«Dad al César lo que es del César y a Dios lo que es de Dios». Con estas
palabras, Jesús sale airoso de una trampa de la que parece que no tenía
escapatoria: si decía que no había que pagar impuestos, le acusaban a los
romanos; si decía lo contrario, aparecía como amigo de los romanos y enemigo de
su propio pueblo, que solo reconocía a Dios como Rey. El Maestro enseña a dar a
cada cual lo que le corresponde y nos da una gran enseñanza para sus
discípulos: el cristiano es a la vez ciudadano de este mundo y ciudadano del
cielo. El Concilio Vaticano II invita a los fieles laicos a vivir en unidad
esta doble pertenencia: “aprendan a distinguir con cuidado los derechos y
deberes que les conciernen por su pertenencia a la Iglesia y los que les
competen en cuanto miembros de la sociedad humana. Esfuércense en conciliarlos
entre sí, teniendo presente que en cualquier asunto temporal deben guiarse por
la conciencia cristiana” (LG 36).
En la primera lectura vemos el ejemplo de Tobit, que practicaba las
obras de misericordia, cómo busca proceder con justicia y honradez en todos los
asuntos. La desgracia que le ha ocurrido le llevará a pedir al Señor que le
lleve de este mundo, pero Dios escuchará su oración de otro modo, mostrando una
providencia admirable, pues Dios es infinitamente generoso.

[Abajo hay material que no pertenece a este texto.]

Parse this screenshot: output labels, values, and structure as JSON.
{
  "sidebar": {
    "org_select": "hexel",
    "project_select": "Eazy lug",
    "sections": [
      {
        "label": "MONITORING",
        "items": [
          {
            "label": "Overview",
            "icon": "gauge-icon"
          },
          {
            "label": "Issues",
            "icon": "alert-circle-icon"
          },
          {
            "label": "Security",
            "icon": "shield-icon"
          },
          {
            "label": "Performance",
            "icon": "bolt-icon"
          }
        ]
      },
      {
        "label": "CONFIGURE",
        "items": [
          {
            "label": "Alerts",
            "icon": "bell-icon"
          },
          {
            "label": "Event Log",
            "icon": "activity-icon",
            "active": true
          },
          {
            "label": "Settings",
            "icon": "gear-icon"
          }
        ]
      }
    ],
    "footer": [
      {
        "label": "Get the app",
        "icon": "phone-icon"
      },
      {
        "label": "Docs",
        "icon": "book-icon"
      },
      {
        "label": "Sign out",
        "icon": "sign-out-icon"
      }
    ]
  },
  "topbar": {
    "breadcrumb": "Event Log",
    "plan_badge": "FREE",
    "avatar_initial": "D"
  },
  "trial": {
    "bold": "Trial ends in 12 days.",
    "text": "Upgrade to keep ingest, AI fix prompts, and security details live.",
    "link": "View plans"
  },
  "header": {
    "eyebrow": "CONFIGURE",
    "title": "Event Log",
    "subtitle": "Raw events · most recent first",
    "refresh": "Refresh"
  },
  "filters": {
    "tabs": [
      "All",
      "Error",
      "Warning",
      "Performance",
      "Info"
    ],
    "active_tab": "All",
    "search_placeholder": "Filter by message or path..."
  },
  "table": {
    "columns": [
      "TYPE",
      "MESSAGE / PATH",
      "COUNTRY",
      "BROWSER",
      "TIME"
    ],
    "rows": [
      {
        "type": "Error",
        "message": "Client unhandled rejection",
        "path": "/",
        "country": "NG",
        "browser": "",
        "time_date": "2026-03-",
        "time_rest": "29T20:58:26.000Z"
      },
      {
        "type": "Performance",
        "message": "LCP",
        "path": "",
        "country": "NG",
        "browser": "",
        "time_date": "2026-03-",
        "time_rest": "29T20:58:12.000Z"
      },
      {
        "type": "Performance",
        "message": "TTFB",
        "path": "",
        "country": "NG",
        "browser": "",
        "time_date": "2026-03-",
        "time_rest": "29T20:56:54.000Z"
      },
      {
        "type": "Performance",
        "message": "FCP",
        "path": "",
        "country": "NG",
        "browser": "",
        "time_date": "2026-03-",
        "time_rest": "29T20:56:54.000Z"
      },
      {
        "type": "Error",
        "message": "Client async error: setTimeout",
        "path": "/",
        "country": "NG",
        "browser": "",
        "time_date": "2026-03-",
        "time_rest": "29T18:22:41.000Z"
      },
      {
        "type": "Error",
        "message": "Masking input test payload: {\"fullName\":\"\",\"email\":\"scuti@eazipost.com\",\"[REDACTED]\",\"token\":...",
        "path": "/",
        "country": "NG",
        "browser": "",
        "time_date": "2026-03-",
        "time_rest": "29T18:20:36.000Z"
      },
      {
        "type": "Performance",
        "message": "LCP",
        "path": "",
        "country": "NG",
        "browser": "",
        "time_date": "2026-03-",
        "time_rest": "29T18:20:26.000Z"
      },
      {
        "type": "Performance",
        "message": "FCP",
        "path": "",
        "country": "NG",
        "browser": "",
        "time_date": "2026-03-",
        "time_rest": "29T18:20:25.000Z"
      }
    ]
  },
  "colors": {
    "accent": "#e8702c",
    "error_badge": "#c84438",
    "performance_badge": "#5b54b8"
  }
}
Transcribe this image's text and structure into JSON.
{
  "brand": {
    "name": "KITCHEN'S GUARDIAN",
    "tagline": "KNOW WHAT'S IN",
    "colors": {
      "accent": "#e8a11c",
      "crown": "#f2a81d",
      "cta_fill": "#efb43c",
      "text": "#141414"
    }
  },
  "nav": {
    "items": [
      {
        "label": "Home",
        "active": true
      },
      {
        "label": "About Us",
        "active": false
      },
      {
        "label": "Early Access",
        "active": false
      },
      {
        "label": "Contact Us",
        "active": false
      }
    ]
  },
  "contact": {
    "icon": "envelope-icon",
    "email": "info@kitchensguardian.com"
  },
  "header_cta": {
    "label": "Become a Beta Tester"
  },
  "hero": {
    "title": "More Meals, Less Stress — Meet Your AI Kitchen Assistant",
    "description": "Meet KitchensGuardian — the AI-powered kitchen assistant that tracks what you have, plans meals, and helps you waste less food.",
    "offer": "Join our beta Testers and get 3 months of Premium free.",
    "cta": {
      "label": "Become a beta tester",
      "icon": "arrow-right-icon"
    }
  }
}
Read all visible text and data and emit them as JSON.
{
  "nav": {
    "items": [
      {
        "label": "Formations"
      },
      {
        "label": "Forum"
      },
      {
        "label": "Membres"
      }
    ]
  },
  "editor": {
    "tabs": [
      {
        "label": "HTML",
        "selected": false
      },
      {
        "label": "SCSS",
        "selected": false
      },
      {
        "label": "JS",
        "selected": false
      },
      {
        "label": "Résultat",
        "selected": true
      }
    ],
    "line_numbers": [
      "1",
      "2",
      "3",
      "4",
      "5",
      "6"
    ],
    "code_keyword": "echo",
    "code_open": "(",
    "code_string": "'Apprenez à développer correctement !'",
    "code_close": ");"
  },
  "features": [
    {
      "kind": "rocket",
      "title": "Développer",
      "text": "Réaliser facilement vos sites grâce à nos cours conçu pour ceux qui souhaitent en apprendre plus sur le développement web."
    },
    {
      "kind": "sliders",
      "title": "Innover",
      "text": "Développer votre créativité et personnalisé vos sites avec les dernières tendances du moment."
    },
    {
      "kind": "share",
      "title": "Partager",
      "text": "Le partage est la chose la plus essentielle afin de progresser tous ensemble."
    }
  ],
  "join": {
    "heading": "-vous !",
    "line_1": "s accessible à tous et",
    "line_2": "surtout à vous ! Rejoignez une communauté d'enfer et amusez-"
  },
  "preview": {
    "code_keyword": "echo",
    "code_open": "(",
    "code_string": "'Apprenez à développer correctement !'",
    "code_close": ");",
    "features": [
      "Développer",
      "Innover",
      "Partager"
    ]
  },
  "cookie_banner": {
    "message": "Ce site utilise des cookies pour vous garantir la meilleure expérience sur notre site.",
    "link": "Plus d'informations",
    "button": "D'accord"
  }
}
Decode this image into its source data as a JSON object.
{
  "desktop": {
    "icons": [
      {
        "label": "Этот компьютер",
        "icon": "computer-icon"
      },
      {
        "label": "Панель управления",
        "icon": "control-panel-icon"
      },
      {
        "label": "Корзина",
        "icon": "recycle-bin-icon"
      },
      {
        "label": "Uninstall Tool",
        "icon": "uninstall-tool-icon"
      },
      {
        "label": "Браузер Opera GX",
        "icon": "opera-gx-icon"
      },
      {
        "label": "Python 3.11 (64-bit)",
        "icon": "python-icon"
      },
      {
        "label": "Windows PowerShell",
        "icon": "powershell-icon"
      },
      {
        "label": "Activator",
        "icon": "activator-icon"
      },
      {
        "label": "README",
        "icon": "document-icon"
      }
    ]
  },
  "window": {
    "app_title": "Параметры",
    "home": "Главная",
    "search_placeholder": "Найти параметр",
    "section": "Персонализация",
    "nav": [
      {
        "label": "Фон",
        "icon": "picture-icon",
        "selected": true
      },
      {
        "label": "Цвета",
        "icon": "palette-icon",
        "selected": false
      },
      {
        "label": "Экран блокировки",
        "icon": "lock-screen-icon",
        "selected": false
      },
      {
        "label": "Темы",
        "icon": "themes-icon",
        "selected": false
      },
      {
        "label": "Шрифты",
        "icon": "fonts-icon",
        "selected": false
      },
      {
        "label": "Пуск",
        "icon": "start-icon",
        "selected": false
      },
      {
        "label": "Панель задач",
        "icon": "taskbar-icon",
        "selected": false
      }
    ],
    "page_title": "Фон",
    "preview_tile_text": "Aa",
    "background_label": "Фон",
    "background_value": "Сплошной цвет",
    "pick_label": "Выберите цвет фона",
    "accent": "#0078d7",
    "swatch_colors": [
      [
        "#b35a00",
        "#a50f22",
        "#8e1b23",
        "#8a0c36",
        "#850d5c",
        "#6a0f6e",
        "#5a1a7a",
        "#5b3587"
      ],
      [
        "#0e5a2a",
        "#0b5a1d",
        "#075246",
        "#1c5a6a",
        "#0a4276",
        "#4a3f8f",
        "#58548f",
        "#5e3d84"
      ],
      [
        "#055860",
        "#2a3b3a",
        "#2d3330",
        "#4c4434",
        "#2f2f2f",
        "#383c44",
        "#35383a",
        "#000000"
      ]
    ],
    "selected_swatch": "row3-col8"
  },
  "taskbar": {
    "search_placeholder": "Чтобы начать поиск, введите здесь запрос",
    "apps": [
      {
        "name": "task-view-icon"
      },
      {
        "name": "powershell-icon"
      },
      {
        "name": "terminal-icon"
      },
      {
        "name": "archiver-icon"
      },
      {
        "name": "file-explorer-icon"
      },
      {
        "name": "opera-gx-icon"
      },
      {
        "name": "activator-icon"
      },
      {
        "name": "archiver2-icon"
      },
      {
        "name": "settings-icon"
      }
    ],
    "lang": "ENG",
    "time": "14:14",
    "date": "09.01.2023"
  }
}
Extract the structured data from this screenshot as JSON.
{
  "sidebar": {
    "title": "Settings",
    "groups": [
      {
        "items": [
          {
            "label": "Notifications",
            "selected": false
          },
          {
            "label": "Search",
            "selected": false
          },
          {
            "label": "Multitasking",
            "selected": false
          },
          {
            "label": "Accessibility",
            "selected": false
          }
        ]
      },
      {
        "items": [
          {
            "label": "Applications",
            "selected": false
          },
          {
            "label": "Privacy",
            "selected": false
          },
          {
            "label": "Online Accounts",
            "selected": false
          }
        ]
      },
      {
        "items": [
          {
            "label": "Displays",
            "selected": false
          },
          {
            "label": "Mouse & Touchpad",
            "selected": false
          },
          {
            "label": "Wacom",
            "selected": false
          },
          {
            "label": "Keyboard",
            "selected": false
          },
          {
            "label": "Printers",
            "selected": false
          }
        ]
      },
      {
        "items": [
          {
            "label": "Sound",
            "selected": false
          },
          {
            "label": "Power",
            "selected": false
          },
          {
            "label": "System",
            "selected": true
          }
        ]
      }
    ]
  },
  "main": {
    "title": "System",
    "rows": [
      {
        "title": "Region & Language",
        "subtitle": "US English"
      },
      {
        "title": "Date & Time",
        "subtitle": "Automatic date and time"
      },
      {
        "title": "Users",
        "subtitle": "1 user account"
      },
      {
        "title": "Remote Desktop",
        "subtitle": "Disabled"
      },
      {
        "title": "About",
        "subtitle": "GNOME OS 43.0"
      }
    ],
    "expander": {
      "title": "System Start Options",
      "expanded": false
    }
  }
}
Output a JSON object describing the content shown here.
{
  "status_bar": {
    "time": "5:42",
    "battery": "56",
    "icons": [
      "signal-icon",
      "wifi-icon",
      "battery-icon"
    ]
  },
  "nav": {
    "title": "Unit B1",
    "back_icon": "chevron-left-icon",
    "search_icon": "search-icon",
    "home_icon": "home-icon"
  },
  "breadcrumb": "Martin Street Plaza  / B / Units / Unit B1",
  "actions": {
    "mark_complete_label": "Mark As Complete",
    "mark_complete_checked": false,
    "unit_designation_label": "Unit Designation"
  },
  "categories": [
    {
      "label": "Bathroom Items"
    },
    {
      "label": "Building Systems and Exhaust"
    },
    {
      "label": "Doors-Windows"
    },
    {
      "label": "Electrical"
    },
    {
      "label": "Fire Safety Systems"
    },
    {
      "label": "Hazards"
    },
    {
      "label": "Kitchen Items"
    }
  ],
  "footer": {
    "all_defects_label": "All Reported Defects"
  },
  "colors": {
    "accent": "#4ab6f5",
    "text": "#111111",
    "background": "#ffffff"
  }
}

“Dad a Dios lo que es de Dios”: como la inscripción de la moneda es la imagen del César, la imagen que lleva grabado el hombre en su ser es la de Dios su Creador. Por tanto, dar a Dios lo que es de Dios es también que mi vida sea para Dios, que mi obrar sea para su gloria y que mi corazón viva para alabarle y adorarle. Bellamente seguía diciendo el Concilio que “los laicos, como adoradores que en todo lugar actúan santamente, consagran el mundo mismo a Dios (LG 34). Hoy quiero vivir dando al césar lo que le pertenece, cumpliendo con mi deber al servicio de mis hermanos y dar a Dios lo que es Dios: mi libertad, mi entendimiento y toda mi voluntad, todo mi haber y mi poseer. “Vos me lo disteis y a Vos Señor lo torno. Todo es vuestro”. El corazón del justo está firme en el Señor (Salmo 111).